When does the set of isometries form a group? Motivation
Its a classic set up. Take a metric space $M$, with distance function $d:M\times M\to \mathbb{R}$. The set of isometries of $M$ is the set of functions $f: M \to M$ which preserve distance. This set has much of the structure of a group without additional assumptions; the composition of two isometries gives an isometry, the identity function takes the place of the identity, etc.
Although every isometry must be injective, however, it is not necessarily a bijection, and so might not have an inverse. For example any injective function from a metric space with the discrete metric ($d:M\times M\to \mathbb{R}, d(a,b) = 1$ if $a \neq b$ and $0$ if $a=b$) to itself is an isometry.
As the group of isometries is quite a useful gadget we can get round this. For example in MathWorld an isometry is assumed to be bijective: http://mathworld.wolfram.com/Isometry.html
Yet in Euclidean space, we do not need any additional assumption:
Lemma
Every isometry of $\mathbb{E}^2$, the Euclidean plane, is a surjection.
Proof
On the plane, for example, assume that a point $a$ does not lie in the image of an isometry $T$. Take three distinct points $T(b_1), T(b_2)$ and $T(b_3)$ that do lie in the image (as $T$ is injective they have a unique preimage). Let $d_i = d(b_i,a)$ be the distance between $d$ and $b_i$.
The three circles radius $d_i$ around $T(b_i)$, intersect together only at $a$,  as the distances between the $T(b_i)$ and the $B_i$ are the same, the circles radius $d_i$ around $b_i$ will also intersect at a unique point $a'$. The point $T(a')$ must be $a$ as that is the only point that satisfies all the point to point distances, so $a$ does lie in the image of $T$.
$\square$
Question
We can extend this argument to higher dimensional Euclidean spaces, yet it uses non-trivial properties, in particular how circles intersect. Is there a simple propetry of a metric space that ensures that the set of isometries forms a group?
Edit To rather strengthen the question, are there simple properties that are necessary and sufficient.
 A: Every isometry between two complete connected Riemannian manifolds of the same dimension is a bijection.
Sketchy proof: 
Let $f:M\to N$ be an isometry between manifolds as above.
I want to show that $f$ is surjective. Given $z\in N$, I want to show that $z\in im(f)$.
Pick a point $x\in M$, and let $y:=f(x)\in N$. Pick a curve $\gamma$ connecting $y$ to $z$.
Since $df$ is everywhere invertible, the map $f$ is a local homeomorphism, and so there is at most one lift of the curve $\gamma\subset N$ to a curve $\tilde \gamma\subset M$. Since the metric in $M$ is complete, the curve $\tilde \gamma$ does exist.

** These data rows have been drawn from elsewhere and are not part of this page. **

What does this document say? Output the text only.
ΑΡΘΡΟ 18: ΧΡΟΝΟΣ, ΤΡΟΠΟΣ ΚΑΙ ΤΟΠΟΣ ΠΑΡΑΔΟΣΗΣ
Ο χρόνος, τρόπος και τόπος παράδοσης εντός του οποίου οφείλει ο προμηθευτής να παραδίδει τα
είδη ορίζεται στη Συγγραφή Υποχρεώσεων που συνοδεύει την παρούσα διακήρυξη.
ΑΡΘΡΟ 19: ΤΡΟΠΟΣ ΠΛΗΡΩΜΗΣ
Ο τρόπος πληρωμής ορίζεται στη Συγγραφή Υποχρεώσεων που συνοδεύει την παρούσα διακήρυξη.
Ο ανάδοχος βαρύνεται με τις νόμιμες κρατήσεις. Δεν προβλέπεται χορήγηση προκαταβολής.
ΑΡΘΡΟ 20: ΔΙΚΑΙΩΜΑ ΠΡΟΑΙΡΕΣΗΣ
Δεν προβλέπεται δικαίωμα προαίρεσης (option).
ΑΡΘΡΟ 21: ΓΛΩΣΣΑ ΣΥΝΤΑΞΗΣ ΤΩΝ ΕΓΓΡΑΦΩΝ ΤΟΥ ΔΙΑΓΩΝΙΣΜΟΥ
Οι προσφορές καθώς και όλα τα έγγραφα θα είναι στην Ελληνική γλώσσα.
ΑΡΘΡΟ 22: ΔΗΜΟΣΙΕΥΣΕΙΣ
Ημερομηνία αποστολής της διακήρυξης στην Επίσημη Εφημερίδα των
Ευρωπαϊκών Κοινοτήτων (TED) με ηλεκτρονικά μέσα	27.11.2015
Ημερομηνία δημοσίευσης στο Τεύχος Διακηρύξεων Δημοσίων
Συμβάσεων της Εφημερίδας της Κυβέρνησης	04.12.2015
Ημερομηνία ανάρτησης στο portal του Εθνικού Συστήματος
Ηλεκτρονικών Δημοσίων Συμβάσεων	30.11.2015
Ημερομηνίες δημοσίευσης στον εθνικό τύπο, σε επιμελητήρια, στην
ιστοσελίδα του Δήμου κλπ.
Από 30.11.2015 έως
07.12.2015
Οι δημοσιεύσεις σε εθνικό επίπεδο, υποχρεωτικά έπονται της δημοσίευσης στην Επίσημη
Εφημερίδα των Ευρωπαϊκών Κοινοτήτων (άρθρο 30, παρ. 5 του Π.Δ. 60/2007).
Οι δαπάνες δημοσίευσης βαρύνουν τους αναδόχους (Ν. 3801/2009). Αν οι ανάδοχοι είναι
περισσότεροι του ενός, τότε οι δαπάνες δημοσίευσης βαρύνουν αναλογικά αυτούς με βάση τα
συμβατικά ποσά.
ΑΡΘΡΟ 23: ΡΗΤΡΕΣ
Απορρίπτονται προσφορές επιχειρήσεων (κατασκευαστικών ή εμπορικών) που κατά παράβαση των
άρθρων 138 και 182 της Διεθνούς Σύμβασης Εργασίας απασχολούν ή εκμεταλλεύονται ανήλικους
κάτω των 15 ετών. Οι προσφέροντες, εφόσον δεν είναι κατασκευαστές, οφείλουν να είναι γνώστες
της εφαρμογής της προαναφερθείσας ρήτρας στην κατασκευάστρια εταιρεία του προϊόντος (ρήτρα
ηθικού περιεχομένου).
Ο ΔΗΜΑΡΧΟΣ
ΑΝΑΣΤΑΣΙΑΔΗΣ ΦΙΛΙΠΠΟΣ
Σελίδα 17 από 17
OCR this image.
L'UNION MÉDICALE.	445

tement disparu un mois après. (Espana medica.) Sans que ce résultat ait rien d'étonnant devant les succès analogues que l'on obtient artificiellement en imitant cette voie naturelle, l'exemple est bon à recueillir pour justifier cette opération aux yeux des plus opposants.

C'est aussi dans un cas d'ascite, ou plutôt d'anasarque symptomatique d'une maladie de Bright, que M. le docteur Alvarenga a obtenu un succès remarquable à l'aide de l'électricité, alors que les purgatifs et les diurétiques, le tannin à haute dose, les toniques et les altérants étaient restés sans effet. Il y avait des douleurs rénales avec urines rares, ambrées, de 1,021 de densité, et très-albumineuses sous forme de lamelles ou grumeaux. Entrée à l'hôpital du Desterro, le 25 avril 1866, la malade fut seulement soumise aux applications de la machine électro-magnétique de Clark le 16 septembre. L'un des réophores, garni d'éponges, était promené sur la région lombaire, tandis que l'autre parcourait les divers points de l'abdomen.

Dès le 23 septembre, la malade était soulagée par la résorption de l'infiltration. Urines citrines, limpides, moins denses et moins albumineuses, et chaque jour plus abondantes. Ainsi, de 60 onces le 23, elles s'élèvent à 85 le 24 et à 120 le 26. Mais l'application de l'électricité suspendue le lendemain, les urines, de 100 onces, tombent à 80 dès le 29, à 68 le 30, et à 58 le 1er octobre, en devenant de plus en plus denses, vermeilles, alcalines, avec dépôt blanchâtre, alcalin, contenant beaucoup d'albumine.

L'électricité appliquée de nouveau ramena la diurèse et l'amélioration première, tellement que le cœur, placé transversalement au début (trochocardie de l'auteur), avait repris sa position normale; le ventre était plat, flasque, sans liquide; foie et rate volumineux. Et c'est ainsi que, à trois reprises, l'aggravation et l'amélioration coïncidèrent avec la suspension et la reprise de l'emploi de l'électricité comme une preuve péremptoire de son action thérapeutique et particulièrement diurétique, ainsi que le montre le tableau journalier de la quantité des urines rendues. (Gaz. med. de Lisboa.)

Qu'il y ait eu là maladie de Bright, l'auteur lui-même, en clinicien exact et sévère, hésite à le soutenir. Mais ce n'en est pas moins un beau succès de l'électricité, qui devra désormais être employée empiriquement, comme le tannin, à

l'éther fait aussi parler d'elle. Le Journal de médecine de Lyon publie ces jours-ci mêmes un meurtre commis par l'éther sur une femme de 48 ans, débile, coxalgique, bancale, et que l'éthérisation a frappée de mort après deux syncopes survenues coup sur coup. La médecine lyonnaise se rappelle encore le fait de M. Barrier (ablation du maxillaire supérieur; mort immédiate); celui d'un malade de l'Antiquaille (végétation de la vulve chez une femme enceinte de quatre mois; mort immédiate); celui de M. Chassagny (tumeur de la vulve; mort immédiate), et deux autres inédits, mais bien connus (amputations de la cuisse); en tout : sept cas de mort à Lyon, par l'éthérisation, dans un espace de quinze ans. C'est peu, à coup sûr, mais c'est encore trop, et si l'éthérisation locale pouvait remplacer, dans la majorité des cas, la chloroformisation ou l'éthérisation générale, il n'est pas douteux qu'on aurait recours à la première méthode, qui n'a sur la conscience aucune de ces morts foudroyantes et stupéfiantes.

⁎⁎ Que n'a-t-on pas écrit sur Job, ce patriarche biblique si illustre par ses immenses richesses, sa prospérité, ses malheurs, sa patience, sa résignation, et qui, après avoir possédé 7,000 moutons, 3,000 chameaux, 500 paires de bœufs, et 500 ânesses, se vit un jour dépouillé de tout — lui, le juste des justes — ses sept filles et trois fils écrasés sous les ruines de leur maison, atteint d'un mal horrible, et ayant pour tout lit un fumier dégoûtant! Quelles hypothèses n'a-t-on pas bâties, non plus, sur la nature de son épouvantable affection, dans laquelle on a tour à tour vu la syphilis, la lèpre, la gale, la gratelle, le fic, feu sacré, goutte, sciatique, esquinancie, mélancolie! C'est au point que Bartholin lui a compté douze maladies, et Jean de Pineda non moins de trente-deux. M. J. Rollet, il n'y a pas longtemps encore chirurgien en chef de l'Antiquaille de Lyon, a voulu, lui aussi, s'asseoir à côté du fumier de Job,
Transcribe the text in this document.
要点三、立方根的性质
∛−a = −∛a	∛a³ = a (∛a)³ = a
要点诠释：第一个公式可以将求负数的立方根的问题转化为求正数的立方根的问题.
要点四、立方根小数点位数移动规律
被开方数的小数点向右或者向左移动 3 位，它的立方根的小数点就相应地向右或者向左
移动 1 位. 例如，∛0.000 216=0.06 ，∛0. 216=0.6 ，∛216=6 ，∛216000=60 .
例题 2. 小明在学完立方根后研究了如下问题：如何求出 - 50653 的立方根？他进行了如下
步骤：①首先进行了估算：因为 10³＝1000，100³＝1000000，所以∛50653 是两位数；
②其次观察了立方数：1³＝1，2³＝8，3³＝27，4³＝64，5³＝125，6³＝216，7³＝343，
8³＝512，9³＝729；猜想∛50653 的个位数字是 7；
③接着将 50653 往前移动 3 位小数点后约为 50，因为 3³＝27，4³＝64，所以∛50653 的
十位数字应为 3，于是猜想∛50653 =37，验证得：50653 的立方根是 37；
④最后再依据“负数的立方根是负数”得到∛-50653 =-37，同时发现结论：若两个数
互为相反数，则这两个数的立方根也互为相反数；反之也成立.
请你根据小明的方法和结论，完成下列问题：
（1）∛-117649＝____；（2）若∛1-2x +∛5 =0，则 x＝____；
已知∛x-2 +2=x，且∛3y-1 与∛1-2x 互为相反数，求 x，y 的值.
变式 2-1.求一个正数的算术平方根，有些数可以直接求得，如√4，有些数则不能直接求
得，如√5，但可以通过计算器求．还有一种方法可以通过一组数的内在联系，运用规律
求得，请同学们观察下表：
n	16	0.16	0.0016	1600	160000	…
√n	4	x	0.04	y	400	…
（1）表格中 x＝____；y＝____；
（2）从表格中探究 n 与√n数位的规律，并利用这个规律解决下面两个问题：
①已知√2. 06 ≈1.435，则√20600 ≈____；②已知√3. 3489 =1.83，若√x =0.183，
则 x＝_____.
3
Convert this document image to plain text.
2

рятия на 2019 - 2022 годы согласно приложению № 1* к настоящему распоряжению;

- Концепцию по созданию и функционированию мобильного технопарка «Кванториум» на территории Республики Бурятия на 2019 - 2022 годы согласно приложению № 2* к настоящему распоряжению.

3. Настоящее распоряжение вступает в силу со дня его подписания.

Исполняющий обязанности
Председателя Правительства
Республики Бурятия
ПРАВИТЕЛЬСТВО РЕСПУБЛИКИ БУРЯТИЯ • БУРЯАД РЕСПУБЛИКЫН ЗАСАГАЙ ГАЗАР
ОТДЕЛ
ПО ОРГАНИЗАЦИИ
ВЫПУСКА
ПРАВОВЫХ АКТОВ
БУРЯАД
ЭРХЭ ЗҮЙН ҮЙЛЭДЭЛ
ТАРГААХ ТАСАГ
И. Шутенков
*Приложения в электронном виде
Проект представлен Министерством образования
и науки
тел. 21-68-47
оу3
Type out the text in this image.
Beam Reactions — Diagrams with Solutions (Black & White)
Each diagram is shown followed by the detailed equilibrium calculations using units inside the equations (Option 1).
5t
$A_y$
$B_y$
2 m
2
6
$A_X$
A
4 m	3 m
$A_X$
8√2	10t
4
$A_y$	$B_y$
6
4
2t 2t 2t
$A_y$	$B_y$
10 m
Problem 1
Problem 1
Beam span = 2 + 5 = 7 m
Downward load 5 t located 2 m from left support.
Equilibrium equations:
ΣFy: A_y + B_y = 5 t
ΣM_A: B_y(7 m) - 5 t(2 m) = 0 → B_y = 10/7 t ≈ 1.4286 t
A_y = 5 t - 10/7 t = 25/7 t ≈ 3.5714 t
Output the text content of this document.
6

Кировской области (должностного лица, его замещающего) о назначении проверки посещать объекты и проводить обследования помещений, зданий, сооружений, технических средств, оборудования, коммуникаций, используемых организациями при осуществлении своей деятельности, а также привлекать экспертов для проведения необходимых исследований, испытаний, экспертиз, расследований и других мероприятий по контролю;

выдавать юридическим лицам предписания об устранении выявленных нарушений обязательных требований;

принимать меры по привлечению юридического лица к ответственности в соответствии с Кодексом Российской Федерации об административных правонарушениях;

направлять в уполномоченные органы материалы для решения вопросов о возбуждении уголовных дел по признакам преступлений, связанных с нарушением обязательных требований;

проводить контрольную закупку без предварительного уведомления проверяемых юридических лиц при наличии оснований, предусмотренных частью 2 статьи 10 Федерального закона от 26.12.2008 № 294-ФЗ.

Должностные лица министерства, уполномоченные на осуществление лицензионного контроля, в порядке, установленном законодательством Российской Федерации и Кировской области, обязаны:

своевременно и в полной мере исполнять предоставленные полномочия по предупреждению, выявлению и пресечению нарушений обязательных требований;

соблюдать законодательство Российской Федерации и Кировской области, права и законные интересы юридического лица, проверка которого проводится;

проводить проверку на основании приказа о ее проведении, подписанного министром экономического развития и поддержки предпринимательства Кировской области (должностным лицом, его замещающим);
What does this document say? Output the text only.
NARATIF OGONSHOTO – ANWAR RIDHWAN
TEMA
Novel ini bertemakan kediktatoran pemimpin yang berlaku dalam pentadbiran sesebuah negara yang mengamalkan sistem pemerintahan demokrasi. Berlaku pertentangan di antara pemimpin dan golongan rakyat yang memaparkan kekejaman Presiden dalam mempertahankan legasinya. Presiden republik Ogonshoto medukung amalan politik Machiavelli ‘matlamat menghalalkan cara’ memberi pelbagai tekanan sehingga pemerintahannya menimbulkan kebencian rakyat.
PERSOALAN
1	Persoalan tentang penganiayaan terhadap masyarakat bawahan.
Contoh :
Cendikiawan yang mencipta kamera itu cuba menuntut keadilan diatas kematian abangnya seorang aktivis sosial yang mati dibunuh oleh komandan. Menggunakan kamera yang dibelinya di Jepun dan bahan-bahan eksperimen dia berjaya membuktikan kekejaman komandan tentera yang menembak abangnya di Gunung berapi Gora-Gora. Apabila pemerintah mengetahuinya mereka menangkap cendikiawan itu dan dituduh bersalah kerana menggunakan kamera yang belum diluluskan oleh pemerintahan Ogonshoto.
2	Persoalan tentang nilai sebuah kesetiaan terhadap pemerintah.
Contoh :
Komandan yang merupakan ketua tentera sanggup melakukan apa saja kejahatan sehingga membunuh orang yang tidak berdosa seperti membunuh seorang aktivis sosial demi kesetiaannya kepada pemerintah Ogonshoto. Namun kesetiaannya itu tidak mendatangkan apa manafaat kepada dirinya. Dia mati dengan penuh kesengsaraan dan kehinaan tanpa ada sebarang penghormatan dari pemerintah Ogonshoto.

Its end point is the desired preimage of $z$.  $\square$
Analysis of what's used in the above proof:
    • Every isometry $M\to N$ is a local homeomorphism.
    • $N$ is path connected.
     • The metric on $M$ is complete.
...and let's not forget:
    • $M$ is non-empty.
Another example where you get your desired result: regular trees.
A: Essentially all you need is surjectivity, which is usually part of the definition of being an isometry. However, if you prefer to keep the definition as you stated above, there are classes of metric spaces for which every isometry is surjective: 
Your example above extends to all Euclidean spaces: in this case, you can classify the group of isometries; every isometry is the composition of an orthogonal transformation and a translation.
If $M$ is a Riemannian manifold, then the Riemannian metric induces a metric $d$ on $M$, by defining $d(p,q)$ as the infimum of the length of all piecewise smooth curves joining $p$ and $q$. In this case, the group of isometries of $(M,d)$ is the same as the group of isometries of $M$ as a Riemannian manifold, and is a Lie group by a theorem of Myers and Steenrod.
Counterexamples to the general case abound: take $M$ to be a Hilbert space, say $l^2$ and 
take the unilateral shift:
$$ \phi(x_1,x_2, \dots)= (0,x_1,x_2, \dots ) $$
which is an isometry, but not surjective.
A: 
You are asking for conditions on a metric space $X$ for which any distance preserving map $X\to X$ is bijective. (Usually isometry is defined as bijective distance preserving map).

Well, there are arbitrarily bad spaces $X$ such that the only distance preserving map $X\to X$ is identity.
In this case distance preserving maps (well, the only one) form the trivial group.
So, I do not see a language which could be used to formulate a necessary and sufficient condition.
For sufficient conditions: 


*

*Compactness;

*Proper + cocompact isometric group action. (proper=bounded closed sets are compact)

*Any complete connected space for which the domain invariance theorem holds; in particular complete connected Riemannian manifolds without boundary.